Brayola was an online lingerie retailer that helps shoppers find better-fitting bras. Its bra analyzer and extractor identify bras based on size, style, color, price, materials, purpose, quality and attributes. The information powers Brayola's engine to match shoppers with more bras that will fit in a similar way. In July 2021, parent company Delta Galil merged Brayola with Bare Necessities.

==History==
Brayola was founded by Orit Hashay, the founder of Israeli wedding services review site, Mit4Mit, and Israeli local reviews site, Ramkol. Hashay came up with the idea for Brayola while pregnant to make bra shopping easier for herself and millions of women around the world.

Initially, Brayola developed a tool #bModel, which helped shoppers crowd-source feedback from its online community about whether a bra was a fit or not (with faces excluded for privacy). Later on, Brayola leveraged proprietary data to build an algorithm that matched shoppers with bras bought by other women with similar preferences, minimizing the need for returns due to sizing.

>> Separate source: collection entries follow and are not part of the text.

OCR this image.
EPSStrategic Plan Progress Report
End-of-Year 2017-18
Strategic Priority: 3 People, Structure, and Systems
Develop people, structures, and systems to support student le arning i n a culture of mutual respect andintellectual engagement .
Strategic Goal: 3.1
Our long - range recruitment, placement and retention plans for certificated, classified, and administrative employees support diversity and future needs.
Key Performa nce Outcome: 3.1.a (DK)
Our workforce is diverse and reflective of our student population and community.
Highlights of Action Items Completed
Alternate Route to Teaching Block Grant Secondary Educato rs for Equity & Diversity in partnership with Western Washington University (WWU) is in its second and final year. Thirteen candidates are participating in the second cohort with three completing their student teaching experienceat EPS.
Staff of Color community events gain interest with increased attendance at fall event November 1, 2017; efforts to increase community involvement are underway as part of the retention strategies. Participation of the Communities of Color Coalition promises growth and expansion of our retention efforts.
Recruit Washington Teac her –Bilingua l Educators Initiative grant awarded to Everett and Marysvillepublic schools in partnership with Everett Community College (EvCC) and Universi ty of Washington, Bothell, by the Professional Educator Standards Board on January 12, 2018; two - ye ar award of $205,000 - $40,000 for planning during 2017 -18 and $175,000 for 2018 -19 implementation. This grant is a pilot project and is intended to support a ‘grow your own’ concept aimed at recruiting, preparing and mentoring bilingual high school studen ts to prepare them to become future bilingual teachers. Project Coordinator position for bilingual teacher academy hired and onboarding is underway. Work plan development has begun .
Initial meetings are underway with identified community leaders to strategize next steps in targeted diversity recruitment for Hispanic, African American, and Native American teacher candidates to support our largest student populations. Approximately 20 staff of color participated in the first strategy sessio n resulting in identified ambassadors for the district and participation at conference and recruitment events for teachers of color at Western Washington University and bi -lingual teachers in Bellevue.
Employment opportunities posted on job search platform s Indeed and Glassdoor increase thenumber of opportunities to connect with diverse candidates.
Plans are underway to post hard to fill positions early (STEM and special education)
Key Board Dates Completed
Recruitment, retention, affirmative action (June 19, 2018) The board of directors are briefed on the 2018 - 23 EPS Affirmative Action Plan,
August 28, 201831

In December 2019, Brayola was acquired by holding company Delta Galil for $1.1 million. In July 2021, Delta Galil merged Brayola with another one of its holdings, online retailer Bare Necessities.

===The Brayola Boutique===
In 2016, Brayola launched the Brayola Boutique, a marketplace for independent designers.

===Funding===
Brayola raised $2.5 million in Series A funding from Firstime Venture Capital, Haim Dabah, HDS Capital Venture, and Jonathan Benartzi in February 2016. In 2017, Brayola received an additional $5 million for its Series A round of financing from The Firstime Fund, Ilan Shiloah, Nir Tralovsky, Jonathan Benartzi, Gett (formerly GetTaxi) founders Shahar Waiser and Roi More, and Haim Dabah.

===Acknowledgements===
Brayola was named to Internet Retailer's Hot 100 list after generating $10 million in sales in 2016, with a return rate of less than 8% and a conversion rate of over 5%.

Hashay has been recognized as one of Forbes’ 10 Female Founders to Watch in Israel and TechCrunch’s Three Israeli Femme-preneurs to Keep an Eye On in 2013. She was also listed as one of Globes Israel’s Top 50 Most Influential Women and top 100 Girls in Tech throughout Europe by Girls in Tech Network in 2012.